- Official Poster
- Directed by: Umang Vyas
- Written by: Dr. Vivek Bele; Uttam Gada; Aditya Rawal;
- Based on: Katkon Trikon by Vivek Bele
- Produced by: Ratan Jain; Ganesh Jain;
- Starring: Paresh Rawal; Manasi Parekh; Chetan Dhanani;
- Cinematography: Dhawalika Sing
- Edited by: Ketan Mandiwale
- Production company: Venus Films
- Release date: 4 March 2022;
- Running time: 138 minutes
- Country: India
- Language: Gujarati

= Dear Father (2022 film) =

Dear Father is a 2022 Indian Gujarati-language thriller drama directed by Umang Vyas.

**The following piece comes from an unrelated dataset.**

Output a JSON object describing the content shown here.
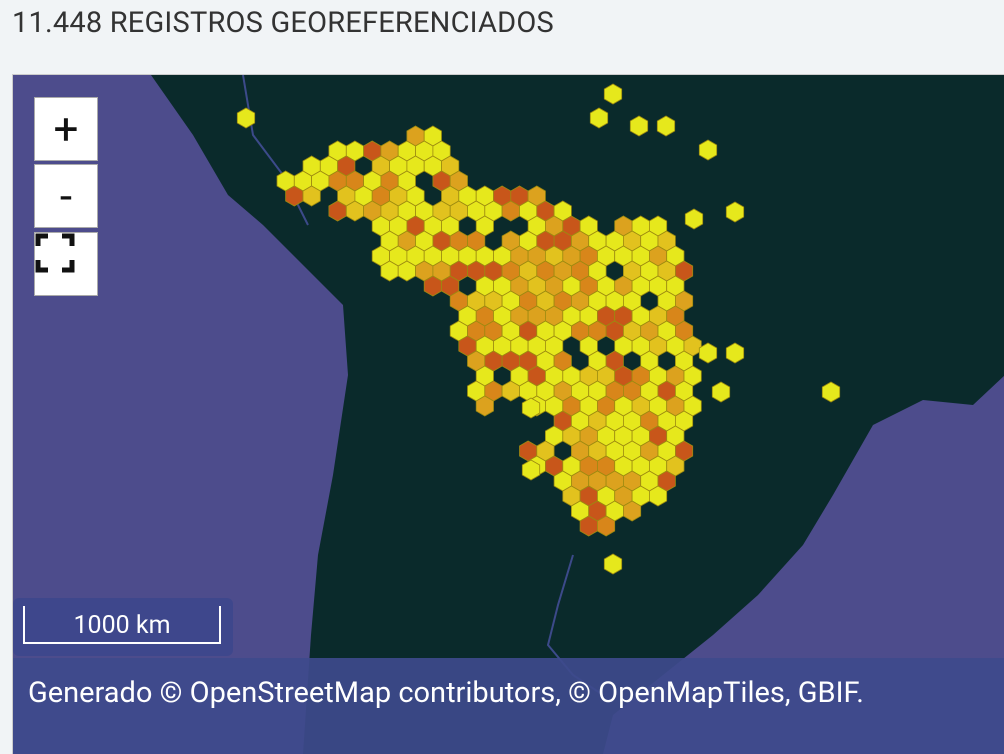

The film stars Paresh Rawal, Manasi Parekh and Chetan Dhanani in the lead roles. It was released on 4 March 2022.

== Plot ==
Young couple Ajay (Chetan Dhanani) and Alka (Manasi Parekh) and Ajay's elderly father (Paresh Rawal). Ajay is a lawyer and Alka teaches maths in a college. They live as an average middle-class family. Behind the facade of a happy family, thing take a turn when are some mysteries revealed and secrets unfolded.

== Cast ==
- Paresh Rawal as Manu Mankad, Ajay's Father
- Manasi Parekh as Alka
- Chetan Dhanani as Ajay

== Reception ==
A critic from Cinestaan wrote that "The Gujarati feature will appeal to the older generation who will see themselves in Manu; the emotional family drama is Rawal’s show all the way". Subhash K. Jha from Firstpost wrote that "Dear Father has numerous faults. Its moral tone is distracting in its flexibility; we are supposed to dislike the father. But then we are supposed to like him for the same qualities which made him despicable in the first place".